LOS ANGELES — Ed Warnicke, Distinguished Consulting Engineer at Cisco Systems, is a well known figure in the networking community, and he came to the Open Source Summit here with a message – it’s time for DevOps and networking people to talk.
Warnicke delivered a keynote talk titled, Bridging the Divide: Bringing Network and DevOps People Together to Build a Unified Cloud Native Future. Warnicke started off his talk by outlining the shift in networking over the last decade from bare metal server needs to virtual machines.
With Virtual Machines, networking vendors built overlay network topologies and approaches that have enabled virtual networking. With an overlay network, Warnicke said that essentially the industry has been pretending that it’s still in the bare metal server world.
As micro-services and serverless approaches are now growing in popularity an adoption, new challenges for networking are emerging.
Warnicke said that with micro-services there are more connections than with a virtual machine and there will ultimately be many more networking needs as well. The big risk that he sees is that existing overlay approaches to networking will not scale to meet the challenge of explosive micro-services growth.
“The things that we did for virtual machines don’t scale here,” he said. “We can’t deal with the same games with did with overlays and tie developers into things they don’t want to know anything about.”
In the networking world there are lot of interesting tools including subnets, IPAM, ACLS, VPNs and load balancer that DevOps people don’t really care about in Warnicke’s view. What needs to happen is the development of high level abstractions and concepts that appeal and make sense to application developers.
Sometimes those abstractions already exist, but there are different terms used in the DevOps world than in the networking world. Warnicke said that reachability and isolation are common concepts in networking and will remain needed in the micro-services world.

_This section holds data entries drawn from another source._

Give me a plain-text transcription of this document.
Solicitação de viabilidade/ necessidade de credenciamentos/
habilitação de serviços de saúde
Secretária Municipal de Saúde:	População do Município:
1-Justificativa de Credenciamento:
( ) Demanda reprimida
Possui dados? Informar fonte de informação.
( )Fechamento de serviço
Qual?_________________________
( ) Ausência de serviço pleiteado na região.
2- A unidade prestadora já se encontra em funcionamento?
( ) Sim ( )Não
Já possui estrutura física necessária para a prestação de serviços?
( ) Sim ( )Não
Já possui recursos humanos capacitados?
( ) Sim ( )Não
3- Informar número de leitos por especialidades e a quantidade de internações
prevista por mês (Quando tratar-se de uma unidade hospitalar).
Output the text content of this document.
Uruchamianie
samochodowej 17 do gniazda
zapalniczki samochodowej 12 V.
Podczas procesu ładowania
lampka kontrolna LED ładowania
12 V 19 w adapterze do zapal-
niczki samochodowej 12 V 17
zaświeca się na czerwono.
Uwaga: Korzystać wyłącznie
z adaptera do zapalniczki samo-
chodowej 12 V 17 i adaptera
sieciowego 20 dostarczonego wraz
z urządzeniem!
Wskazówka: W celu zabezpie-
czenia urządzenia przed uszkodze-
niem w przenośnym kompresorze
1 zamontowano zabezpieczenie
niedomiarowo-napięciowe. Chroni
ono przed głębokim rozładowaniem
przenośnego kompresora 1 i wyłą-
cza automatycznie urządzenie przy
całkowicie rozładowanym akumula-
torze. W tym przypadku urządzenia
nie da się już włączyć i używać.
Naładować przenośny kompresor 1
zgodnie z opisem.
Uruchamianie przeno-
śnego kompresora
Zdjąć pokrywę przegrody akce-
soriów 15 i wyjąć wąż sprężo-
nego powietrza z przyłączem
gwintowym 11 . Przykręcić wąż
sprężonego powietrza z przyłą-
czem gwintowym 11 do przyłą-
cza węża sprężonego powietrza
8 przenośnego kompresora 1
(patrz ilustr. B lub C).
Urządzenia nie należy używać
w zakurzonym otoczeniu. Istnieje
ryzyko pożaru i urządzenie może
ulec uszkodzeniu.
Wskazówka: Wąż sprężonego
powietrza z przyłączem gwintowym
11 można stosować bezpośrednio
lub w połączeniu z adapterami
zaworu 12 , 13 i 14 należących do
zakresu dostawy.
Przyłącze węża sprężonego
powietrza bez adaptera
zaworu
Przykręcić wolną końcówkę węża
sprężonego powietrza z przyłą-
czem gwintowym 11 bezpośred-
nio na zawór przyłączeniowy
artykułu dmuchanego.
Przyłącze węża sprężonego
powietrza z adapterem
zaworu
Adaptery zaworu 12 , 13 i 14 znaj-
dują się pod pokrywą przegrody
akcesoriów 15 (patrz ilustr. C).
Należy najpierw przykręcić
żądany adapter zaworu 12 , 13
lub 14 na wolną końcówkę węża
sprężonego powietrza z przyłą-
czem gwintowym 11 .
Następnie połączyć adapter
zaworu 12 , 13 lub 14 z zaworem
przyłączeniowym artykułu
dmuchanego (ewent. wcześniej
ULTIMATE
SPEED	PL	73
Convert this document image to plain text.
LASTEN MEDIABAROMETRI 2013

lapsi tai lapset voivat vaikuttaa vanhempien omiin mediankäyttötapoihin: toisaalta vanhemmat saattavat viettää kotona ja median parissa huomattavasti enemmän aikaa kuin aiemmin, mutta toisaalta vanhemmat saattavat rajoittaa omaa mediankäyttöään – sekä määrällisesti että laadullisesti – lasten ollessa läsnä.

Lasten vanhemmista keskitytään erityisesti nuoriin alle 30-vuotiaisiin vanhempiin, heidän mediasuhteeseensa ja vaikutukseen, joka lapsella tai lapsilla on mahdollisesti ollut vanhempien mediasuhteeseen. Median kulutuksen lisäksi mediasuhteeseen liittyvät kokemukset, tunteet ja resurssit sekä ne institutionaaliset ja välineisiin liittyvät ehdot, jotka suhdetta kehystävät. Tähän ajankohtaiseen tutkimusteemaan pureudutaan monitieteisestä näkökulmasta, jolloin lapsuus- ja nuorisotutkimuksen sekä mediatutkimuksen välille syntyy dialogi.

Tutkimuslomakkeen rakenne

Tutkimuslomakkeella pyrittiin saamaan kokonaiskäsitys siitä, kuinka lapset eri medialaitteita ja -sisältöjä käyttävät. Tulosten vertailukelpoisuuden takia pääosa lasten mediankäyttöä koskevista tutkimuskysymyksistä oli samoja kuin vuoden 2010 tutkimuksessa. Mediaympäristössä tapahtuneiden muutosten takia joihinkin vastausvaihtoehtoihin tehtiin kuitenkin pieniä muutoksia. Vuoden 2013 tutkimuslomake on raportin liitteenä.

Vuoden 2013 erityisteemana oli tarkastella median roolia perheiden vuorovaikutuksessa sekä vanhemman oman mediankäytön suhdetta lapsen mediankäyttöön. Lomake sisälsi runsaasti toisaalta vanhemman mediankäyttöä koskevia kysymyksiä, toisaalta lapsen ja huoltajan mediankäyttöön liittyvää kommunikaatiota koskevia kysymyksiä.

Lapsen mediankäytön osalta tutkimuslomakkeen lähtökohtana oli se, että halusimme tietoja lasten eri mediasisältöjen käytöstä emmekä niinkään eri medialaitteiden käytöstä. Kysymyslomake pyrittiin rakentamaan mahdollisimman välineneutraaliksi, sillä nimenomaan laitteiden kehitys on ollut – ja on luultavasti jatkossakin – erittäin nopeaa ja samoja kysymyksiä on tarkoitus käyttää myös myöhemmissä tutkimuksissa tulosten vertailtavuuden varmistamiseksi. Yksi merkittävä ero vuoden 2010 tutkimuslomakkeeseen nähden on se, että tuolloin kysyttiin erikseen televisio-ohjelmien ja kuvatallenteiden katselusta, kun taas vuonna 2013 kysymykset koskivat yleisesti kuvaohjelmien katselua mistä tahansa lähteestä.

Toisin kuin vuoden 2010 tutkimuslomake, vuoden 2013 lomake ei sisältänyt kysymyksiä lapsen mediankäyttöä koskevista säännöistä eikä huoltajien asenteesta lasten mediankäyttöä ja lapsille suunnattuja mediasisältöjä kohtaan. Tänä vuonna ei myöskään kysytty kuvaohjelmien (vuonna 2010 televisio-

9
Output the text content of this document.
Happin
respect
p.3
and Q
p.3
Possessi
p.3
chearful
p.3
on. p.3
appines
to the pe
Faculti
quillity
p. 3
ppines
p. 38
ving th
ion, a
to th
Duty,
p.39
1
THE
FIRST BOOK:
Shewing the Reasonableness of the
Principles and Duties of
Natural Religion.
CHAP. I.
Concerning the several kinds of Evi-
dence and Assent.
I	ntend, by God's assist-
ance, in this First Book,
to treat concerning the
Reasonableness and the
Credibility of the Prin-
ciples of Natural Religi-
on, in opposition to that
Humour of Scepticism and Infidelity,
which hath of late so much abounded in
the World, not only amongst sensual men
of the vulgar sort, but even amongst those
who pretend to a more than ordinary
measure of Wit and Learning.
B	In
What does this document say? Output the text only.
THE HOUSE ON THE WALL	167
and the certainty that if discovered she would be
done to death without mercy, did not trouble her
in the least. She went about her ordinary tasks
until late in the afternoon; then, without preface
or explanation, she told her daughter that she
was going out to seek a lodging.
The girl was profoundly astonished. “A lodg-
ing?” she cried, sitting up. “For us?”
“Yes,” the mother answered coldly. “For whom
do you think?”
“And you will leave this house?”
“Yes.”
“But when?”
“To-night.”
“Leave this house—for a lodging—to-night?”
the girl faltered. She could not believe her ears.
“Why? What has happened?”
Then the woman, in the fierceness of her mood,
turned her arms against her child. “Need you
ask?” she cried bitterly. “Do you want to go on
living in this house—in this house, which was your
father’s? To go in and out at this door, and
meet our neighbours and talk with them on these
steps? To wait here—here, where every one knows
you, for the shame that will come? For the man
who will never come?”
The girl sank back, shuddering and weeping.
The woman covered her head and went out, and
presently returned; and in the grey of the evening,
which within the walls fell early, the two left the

Networking professionals also well understand the concepts of service discovery and routing, which will remain highly relevant in the micro-services world.
Warnicke said that often DevOps and Networking people will talk past each other, since they will have different terms for the same things.
To help start the conversation, Warnicke asked all the networking people in the audience to raise their hands. Then he told all the DevOps people in the audience to talk to them.
“We can’t just talk past each other or ignore networking, we have to come to a hand in glove relationship between networking and DevOps,” he said.